During the REM cycle, you might notice your dog is dreaming if they whimper, cry or make other noises in their sleep.
Other Signs Your Dog is in Dreamland
Your pup might also demonstrate some other signs when he is in dreamland, including:
- Irregular breathing
- Whiskers twitching
- Eyes moving behind closed lids
- Body muscles jerking
- Legs trembling and moving
- Paws moving in synchronized motion like he’s chasing a dog in his sleep ;
When It Turns to Nightmares
Dogs have long-term memories just like us, so they often dream about specific events. Generally, they dream about their day or chasing a neighborhood squirrel or cat, but if your dog was abandoned, or traumatized, he is more likely to suffer from nightmares.

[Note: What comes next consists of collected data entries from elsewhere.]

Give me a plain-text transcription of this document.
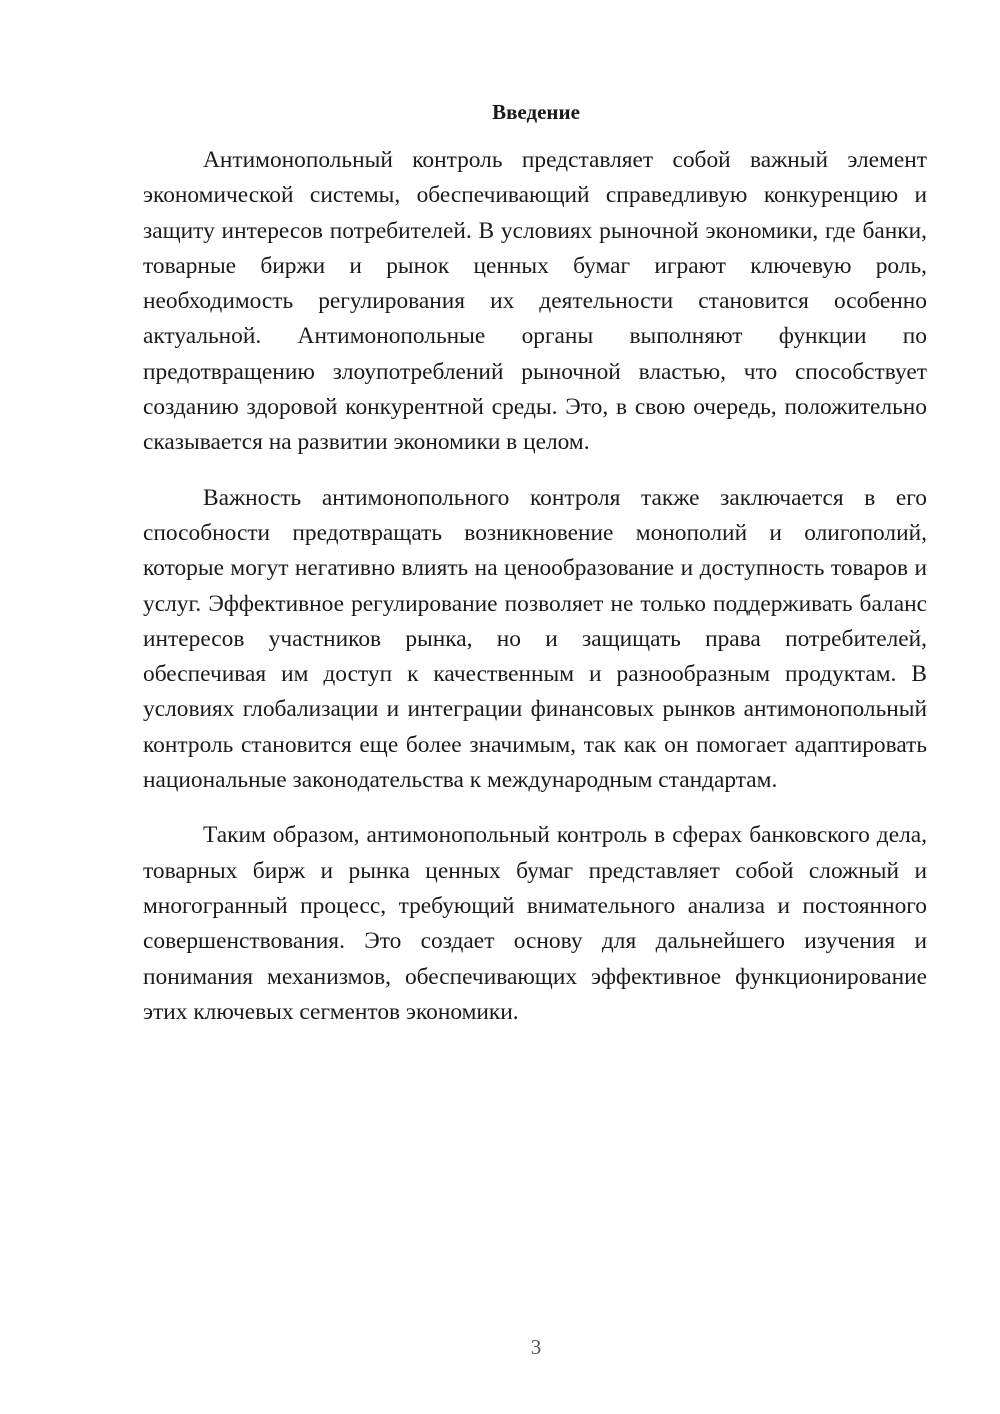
Введение

Антимонопольный контроль представляет собой важный элемент экономической системы, обеспечивающий справедливую конкуренцию и защиту интересов потребителей. В условиях рыночной экономики, где банки, товарные биржи и рынок ценных бумаг играют ключевую роль, необходимость регулирования их деятельности становится особенно актуальной. Антимонопольные органы выполняют функции по предотвращению злоупотреблений рыночной властью, что способствует созданию здоровой конкурентной среды. Это, в свою очередь, положительно сказывается на развитии экономики в целом.

Важность антимонопольного контроля также заключается в его способности предотвращать возникновение монополий и олигополий, которые могут негативно влиять на ценообразование и доступность товаров и услуг. Эффективное регулирование позволяет не только поддерживать баланс интересов участников рынка, но и защищать права потребителей, обеспечивая им доступ к качественным и разнообразным продуктам. В условиях глобализации и интеграции финансовых рынков антимонопольный контроль становится еще более значимым, так как он помогает адаптировать национальные законодательства к международным стандартам.

Таким образом, антимонопольный контроль в сферах банковского дела, товарных бирж и рынка ценных бумаг представляет собой сложный и многогранный процесс, требующий внимательного анализа и постоянного совершенствования. Это создает основу для дальнейшего изучения и понимания механизмов, обеспечивающих эффективное функционирование этих ключевых сегментов экономики.

3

Signs of a nightmare include excessive whimpering and crying. If you suspect your dog is having a nightmare, don’t touch him to wake him up or you’ll startle and frighten him and he could accidentally nip at you. Instead, gently, call his name, until he wakes up, and soothe him until he returns back to sleep.
How You Can Help
If your dog has an occasional nightmare and then settles back down, it’s probably nothing to worry about. These prevention tips might help:
- Give him his own sleeping space. Some dogs prefer a crate. Most importantly, give him a soft cozy bed that’s comfortable and easy on his joints.
- Consider using a pressure wrap like the Thunder Shirt if he’s overly anxious.
- Play calming music before it’s his bedtime.
However, if they occur frequently, consider taking your dog to a canine behaviorist to work through his fears so the nightmares stop. It’s possible he had a traumatic experience as a puppy before you adopted him that he revisits in his dreams and is difficult getting past.